Тито был настолько деликатен, что ничего не спросил об ее родителях. Он помнил хорошо величественную фигуру мамаши, которая читала ему наставление о нравственности, и папашу, который считал на «скуди» и «маренги» и манипулировал часами, как шпагой, когда дочь его приходила с опозданием на пять минут.

Помнил он также и дом, бедный, но честный, украшенный всевозможными предметами, выигранными на благотворительных лотереях, которые переходят из дома в дом, пока не попадут в семью, подобную семье Мадлены, где и остаются. Но, когда Мадлена превращается в Мод, вещи эти снова попадают на лотерею.

Ни Тито, ни Мод не могли отделаться от воспоминаний, и потому она оставалась для него почти той же наивной и смешной девушкой, которую он увидел два года тому назад на балконе небольшого дома в глухой Италии.

Ныне эта женщина носила лайковые перчатки, выговаривала труднопроизносимые слова, вроде идиосинкразия, материализация, конкубинизм, и делала ударение совершенно произвольно.

Мод смеялась над Мадленой, как над какой-то давно позабытой подругой.

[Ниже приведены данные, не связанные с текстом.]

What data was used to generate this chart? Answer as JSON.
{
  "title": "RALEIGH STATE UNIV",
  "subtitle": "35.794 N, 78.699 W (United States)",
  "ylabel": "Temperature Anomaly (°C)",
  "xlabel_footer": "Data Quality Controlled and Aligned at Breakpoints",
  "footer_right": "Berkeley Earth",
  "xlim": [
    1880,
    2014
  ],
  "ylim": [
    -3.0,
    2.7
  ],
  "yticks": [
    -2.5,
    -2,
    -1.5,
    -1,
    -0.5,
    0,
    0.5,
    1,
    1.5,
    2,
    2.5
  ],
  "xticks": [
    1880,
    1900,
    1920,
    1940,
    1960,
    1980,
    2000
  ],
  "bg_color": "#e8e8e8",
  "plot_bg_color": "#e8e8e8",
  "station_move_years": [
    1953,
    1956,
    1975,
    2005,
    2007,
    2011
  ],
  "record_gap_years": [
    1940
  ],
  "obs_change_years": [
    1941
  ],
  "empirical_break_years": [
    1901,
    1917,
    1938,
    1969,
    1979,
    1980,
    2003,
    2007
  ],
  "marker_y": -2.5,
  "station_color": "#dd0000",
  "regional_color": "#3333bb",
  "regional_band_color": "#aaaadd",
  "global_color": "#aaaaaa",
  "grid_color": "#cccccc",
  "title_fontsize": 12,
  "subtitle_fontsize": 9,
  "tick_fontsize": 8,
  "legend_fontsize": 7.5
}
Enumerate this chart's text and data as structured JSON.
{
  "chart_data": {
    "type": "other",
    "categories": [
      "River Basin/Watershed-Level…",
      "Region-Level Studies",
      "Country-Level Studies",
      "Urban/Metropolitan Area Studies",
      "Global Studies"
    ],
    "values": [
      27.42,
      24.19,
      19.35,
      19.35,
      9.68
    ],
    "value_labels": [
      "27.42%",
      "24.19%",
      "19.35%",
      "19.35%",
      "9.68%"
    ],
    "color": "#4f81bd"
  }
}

Ее прошлое, о котором можно было говорить, начиналось с того дня… одним словом, с того раза…

— Случилось, — объясняла она Тито, пока горничная распаковывала в другой комнате сундуки, — случилось однажды летом, что я была одна дома. Мама сдавала тогда комнату одному банковскому чиновнику. Было очень жарко. Кровь в жилах у меня кипела, все тело горело. Только нас двое было дома; мать могла войти во всякое время, так как у нее был ключ от дверей. Этот юноша стал целовать меня, а затем припер меня к дверям и взял меня… так совершенно просто, как прикалывают бабочку булавкой.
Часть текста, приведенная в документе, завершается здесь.